There are many types of packets: memory read, memory write, I/O read, I/O write, message, completion, etc… Our job in the transaction layer is to accept packets and issue packets. The packets are presented to us in a specific format called “transaction layer packets” (TLPs), and each 32-bits data arriving on the bus is called a “double word” (or DW in short). So a Transaction Layer Packet is a Bunch of DWs.
Transaction Layer Packet (TLP) :
TLP’s are simple to interpret Diagram shows the structure of TLPs
Header contains 3 or 4 DWs but the most important fields are part of the first DW.
|00||3 DW Header , No Data|
|01||4 DW Header , No Data|
|10||3 DW Header , With Data|
|11||4 DW Header , With Data|
“FMT” Filed provides a details what is size of transaction and if payload is there on not “Type” describes the TLP operation. The remainder of the TLP header content depends of the TLP operation.
For example, here’s a 32-bits memory write TLP header, where you can see that the write address is at the end of the header (and the write data is not shown as it is in the payload after the header).
In above TLP we can see FMT Value is “10” Which means 3 DW Header, With Data . If there is Data then it must be a write operation, The field LENGTH will tell us what is the size of Payload ( 0 – 1023 DW) , Mostly it is 1 , so there are for DW we have to transfer 3 DW as Fmt & 1 DW as payload
In above TLP is a memory read instead of a write, we have to execute the read and then respond. There is a special TLP for that response, it is called CplD (completion with data) and its payload contains the data that we want to return. FMT Value is “00”, which means “no data”. Makes sense, we don’t need data to do a read, just an address.
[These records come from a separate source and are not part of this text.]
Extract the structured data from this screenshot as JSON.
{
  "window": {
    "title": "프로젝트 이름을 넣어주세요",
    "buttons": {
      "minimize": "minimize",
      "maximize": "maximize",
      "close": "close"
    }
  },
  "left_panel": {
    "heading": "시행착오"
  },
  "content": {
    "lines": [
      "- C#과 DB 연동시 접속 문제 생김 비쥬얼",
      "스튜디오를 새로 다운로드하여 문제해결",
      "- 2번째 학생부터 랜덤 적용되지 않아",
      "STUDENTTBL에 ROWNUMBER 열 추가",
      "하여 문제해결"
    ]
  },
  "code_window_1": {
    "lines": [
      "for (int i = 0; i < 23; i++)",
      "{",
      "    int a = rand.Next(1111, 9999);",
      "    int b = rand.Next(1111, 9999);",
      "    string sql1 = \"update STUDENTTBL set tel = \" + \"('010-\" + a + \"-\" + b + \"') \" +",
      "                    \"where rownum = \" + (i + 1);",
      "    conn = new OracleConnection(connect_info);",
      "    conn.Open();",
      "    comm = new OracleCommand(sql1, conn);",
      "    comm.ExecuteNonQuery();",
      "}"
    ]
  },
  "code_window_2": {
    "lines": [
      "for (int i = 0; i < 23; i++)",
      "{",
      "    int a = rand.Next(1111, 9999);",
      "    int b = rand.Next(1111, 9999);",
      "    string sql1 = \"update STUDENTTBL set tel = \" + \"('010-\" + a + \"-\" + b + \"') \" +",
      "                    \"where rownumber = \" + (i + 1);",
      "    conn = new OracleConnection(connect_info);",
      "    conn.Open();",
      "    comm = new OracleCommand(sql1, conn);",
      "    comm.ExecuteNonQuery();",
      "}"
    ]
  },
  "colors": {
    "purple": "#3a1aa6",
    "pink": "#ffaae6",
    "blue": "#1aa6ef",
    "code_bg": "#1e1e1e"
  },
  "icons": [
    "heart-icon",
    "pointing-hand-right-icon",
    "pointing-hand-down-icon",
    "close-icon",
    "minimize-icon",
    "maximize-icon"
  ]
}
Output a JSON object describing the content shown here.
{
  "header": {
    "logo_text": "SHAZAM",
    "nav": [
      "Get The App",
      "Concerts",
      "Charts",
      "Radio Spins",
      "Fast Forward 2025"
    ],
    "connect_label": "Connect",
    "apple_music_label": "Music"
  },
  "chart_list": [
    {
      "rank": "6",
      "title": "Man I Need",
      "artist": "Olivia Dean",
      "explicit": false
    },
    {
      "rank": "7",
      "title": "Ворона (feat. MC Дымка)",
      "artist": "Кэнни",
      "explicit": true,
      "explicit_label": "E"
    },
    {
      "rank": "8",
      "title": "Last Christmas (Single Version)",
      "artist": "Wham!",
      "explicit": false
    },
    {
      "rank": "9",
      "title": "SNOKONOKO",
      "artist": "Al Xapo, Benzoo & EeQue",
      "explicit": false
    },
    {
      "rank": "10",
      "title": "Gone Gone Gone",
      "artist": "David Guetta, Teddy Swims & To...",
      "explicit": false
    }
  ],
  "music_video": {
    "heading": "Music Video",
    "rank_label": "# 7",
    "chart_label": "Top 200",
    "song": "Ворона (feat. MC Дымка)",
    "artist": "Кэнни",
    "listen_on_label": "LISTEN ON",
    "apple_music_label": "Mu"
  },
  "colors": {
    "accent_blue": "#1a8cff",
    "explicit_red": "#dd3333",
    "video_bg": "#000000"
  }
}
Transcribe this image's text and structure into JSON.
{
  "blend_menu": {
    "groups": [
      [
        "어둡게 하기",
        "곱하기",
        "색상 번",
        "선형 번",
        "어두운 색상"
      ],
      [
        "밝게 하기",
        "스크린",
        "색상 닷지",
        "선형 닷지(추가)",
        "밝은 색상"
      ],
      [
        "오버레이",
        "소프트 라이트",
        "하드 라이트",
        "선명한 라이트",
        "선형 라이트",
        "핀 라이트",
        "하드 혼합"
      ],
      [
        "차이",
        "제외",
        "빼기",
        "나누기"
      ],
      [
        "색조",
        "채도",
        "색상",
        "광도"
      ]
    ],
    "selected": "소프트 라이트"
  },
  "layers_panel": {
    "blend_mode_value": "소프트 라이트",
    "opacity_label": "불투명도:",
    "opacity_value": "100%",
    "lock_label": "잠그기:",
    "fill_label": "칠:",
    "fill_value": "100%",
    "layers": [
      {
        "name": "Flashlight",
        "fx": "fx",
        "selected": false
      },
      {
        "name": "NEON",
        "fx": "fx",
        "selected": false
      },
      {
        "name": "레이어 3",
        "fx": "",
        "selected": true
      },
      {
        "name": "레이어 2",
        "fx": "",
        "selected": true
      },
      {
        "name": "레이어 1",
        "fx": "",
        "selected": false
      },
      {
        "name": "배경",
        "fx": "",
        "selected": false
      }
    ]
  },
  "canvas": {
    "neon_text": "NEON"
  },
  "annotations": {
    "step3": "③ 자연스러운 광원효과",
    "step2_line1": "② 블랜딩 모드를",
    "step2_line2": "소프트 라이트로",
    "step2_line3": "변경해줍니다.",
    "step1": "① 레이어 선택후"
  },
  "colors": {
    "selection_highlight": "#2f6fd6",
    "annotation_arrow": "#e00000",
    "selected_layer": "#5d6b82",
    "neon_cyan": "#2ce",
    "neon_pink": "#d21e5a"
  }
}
But we now have to respond with data. And as important, the response will need to be routed back to whoever asked for the read.
We received a read request. Did it come from the CPU ? Or from the interrupt controller ? Or from a graphic card ? After all, many devices are capable of issuing such request. The answer is given in the “Requester ID” – it shows who requested the read. So when we create the CplD TLP, we have to recopy the “Requester ID” in it. This way, it’ll be routed where it belongs by the PCI Express bridge(s). We also have to recopy the “Tag” (which is useful in case of multiple reads pending) and finish all the transactions as per arbitration mechanisms.
So above I tried to explain and answer you questions for PCI Express. Soon I will also tell how to Use PCI Express using Xilinx Wizard.